ST. PETERSBURG, Fla. (AP) — Jurors saw video testimony from a reporter for the news website Gawker, as a trial continued for a third day in the Hulk Hogan sex video lawsuit.
On Wednesday morning, Gawker reporter A.J. Daulerio said that when he received the Hogan sex video in the mail it was "very amusing" and that he thought it was newsworthy.
He added that he did not try to contact Hogan, the woman Hogan had sex with or the woman's husband, prior to posting an edited version of the 30-minute video.
"I was already satisfied of the video evidence," Daulerio said, during his video testimony.
The former pro wrestler, whose given name is Terry Bollea, is suing Gawker Media for $100 million for posting the video. Hogan said he didn't know he was being filmed when he had intimate relations with his then-best friend's wife.

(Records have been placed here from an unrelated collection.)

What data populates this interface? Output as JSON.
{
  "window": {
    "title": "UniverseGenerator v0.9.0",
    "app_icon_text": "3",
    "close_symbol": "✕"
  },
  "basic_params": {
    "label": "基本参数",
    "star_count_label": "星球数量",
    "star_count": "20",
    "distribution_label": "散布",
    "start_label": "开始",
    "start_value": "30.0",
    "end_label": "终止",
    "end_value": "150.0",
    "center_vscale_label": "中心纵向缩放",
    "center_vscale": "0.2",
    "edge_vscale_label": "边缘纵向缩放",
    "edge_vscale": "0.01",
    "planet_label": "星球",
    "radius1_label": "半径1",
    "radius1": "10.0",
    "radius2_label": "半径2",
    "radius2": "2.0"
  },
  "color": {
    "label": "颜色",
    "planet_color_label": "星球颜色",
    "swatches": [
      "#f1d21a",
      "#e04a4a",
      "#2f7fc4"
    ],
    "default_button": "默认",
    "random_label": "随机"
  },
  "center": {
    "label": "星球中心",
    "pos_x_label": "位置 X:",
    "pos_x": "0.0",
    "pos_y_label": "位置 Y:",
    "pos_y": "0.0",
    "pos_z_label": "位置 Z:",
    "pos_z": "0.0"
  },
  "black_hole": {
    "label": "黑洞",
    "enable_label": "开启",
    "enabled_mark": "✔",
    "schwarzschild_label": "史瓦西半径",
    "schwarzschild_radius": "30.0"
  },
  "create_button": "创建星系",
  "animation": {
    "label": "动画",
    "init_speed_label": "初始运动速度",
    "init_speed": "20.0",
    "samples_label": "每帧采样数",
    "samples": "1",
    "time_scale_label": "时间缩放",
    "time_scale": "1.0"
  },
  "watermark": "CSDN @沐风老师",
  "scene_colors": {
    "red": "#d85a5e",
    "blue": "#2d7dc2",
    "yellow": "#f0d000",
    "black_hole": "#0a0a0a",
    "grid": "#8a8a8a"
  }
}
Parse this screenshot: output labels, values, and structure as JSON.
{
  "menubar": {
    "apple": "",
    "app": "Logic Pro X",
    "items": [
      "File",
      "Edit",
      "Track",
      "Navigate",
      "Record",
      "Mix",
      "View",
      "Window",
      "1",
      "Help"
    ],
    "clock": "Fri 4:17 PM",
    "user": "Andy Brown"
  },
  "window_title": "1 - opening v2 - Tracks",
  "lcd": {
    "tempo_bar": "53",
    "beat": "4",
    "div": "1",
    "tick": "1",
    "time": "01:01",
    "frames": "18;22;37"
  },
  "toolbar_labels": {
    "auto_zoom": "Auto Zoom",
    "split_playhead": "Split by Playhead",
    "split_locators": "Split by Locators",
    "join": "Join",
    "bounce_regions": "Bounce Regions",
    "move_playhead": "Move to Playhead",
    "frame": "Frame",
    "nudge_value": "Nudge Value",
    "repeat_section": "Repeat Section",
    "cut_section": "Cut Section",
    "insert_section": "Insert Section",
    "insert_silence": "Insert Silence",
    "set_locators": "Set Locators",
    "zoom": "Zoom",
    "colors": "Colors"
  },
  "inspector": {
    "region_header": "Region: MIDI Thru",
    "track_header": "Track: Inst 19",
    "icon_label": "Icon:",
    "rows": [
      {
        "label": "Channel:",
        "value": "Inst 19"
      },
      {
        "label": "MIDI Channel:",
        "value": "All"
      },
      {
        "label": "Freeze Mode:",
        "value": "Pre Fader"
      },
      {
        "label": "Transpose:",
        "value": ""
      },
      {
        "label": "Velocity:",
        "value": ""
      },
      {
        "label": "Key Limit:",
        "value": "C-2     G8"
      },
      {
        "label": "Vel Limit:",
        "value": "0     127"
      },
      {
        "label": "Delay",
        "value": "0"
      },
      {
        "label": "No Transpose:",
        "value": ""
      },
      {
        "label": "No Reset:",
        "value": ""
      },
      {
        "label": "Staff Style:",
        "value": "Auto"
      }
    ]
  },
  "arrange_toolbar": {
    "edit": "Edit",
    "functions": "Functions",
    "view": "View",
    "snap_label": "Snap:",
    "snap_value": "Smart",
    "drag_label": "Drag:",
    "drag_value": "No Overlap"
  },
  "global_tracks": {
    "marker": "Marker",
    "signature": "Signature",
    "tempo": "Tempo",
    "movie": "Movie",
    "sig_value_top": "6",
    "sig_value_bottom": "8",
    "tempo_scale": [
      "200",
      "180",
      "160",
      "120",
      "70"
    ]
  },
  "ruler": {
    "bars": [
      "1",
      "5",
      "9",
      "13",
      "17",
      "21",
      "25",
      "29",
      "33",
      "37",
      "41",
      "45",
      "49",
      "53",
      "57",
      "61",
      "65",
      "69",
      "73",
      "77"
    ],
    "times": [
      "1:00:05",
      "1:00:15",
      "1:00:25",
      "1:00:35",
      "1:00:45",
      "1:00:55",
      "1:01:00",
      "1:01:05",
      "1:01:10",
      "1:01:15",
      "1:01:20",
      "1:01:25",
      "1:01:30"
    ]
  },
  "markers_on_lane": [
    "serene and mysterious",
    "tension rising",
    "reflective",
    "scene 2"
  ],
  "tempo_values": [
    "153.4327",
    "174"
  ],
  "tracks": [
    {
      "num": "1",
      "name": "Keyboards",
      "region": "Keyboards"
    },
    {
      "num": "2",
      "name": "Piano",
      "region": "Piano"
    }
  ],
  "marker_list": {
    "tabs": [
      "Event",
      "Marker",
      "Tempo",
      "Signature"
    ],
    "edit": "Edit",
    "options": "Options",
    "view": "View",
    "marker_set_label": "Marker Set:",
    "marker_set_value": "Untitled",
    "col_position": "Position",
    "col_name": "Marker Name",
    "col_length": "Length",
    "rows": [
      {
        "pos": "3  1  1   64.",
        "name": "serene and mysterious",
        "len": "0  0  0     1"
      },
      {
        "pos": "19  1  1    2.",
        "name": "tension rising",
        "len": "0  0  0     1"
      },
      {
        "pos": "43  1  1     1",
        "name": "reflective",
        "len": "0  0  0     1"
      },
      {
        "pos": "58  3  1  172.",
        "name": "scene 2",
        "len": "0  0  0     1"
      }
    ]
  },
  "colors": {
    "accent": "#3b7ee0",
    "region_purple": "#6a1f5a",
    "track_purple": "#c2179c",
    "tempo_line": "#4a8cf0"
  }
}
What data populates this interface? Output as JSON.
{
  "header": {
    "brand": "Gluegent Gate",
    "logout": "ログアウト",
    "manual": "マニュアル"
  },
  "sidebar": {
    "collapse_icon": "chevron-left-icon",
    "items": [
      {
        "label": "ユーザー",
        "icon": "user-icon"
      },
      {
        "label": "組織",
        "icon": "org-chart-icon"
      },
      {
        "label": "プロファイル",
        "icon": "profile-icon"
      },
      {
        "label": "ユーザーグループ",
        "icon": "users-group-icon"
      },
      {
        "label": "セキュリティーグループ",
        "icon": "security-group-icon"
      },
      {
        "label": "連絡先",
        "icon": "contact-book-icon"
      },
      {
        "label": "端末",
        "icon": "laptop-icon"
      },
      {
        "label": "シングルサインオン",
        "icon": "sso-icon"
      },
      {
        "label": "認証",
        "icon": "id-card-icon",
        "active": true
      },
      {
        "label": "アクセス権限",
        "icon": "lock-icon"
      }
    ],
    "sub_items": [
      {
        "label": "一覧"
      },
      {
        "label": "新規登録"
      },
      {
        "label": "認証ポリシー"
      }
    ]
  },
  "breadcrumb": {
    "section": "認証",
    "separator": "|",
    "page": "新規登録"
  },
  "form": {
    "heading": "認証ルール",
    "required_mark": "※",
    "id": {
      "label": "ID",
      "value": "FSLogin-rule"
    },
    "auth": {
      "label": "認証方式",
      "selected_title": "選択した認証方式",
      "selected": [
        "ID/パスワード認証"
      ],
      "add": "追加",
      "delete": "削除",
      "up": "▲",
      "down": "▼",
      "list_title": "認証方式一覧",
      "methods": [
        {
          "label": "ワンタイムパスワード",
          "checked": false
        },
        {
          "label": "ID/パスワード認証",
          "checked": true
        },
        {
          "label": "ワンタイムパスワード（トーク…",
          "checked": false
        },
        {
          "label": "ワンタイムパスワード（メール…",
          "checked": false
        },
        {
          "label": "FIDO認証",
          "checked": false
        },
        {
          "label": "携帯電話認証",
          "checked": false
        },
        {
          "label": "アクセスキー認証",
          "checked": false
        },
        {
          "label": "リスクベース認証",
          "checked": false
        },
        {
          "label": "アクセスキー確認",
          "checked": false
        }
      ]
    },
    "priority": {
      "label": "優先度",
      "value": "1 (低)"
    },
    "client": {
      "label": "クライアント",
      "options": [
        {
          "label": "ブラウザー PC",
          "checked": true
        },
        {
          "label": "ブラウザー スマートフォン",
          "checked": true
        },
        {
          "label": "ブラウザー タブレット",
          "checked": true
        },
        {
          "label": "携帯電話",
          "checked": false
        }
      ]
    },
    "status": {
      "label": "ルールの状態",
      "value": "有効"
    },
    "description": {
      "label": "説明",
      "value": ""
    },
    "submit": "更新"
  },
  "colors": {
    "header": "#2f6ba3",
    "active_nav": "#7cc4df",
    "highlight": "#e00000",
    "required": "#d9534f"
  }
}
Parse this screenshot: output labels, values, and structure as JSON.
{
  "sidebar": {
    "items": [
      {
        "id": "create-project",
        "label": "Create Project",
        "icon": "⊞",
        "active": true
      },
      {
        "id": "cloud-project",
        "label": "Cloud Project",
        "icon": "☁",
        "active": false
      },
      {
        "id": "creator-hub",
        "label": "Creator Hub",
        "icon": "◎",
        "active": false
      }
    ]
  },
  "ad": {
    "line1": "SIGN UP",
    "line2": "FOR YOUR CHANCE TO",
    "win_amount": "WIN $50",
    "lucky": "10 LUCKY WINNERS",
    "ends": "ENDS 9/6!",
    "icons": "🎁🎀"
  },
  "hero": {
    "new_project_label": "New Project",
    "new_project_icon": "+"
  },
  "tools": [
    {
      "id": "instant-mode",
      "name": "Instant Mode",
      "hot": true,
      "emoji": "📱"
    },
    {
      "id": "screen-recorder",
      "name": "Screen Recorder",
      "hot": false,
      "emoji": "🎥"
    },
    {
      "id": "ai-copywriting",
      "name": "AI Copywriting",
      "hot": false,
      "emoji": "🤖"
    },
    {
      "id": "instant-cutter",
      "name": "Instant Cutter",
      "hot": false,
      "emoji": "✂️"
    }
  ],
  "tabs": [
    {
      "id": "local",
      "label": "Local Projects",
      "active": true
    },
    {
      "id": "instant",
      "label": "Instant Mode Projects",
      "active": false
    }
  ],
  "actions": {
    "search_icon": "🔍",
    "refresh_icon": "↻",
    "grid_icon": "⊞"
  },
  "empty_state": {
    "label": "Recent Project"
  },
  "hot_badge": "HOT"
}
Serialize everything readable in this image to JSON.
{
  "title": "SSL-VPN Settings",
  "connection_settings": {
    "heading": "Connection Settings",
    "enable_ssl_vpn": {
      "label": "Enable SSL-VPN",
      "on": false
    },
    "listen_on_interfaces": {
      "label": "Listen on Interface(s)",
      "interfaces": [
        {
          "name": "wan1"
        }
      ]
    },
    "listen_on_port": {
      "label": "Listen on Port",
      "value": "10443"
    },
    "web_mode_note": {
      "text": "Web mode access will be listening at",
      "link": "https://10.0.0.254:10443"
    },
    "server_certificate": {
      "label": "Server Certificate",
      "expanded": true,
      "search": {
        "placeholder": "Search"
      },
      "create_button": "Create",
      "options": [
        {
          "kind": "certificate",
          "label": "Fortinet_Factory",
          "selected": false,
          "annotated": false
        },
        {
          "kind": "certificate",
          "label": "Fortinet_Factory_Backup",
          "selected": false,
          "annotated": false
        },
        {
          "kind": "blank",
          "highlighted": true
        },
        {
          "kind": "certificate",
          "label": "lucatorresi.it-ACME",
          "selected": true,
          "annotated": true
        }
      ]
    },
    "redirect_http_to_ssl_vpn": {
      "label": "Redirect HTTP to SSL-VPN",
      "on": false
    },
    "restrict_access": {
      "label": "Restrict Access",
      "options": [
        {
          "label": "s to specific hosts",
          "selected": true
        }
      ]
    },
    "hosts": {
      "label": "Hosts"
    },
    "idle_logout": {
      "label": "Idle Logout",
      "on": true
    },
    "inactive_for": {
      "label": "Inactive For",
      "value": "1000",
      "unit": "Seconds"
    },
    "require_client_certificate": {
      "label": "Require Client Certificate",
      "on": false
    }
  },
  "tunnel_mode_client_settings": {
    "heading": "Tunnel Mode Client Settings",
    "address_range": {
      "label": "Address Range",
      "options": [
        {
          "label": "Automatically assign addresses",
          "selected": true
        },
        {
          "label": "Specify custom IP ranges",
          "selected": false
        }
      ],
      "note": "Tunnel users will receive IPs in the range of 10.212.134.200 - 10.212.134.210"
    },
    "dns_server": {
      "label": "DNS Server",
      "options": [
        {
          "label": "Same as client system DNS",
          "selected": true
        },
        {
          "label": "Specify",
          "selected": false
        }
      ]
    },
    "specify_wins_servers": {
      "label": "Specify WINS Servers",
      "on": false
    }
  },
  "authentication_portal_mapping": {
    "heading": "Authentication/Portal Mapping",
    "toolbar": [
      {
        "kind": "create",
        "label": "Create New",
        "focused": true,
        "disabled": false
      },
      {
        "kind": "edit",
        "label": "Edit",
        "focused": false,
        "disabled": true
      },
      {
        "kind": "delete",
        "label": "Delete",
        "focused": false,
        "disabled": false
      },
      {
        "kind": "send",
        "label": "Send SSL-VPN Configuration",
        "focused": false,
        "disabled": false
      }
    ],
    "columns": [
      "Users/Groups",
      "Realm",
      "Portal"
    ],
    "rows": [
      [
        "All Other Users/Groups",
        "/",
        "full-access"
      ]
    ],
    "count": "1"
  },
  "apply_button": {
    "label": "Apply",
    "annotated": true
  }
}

The friend, Florida-based radio DJ Bubba The Love Sponge Clem, gave his blessing to the coupling and even handed Hogan a condom.
Gawker says the publication was a legitimate scoop because Hogan had talked openly about his sex life before, in forums such as Howard Stern's radio show.
The six-person jury may have to grapple with questions about how celebrity affects expectations of privacy.
Hogan's attorney, David Houston, was also called to the witness stand Wednesday. He described how he sent Gawker a cease and desist letter to take the video down, and then how the video began showing up on other websites.
"I know some like to call it viral, but in this case, it was cancer," he said.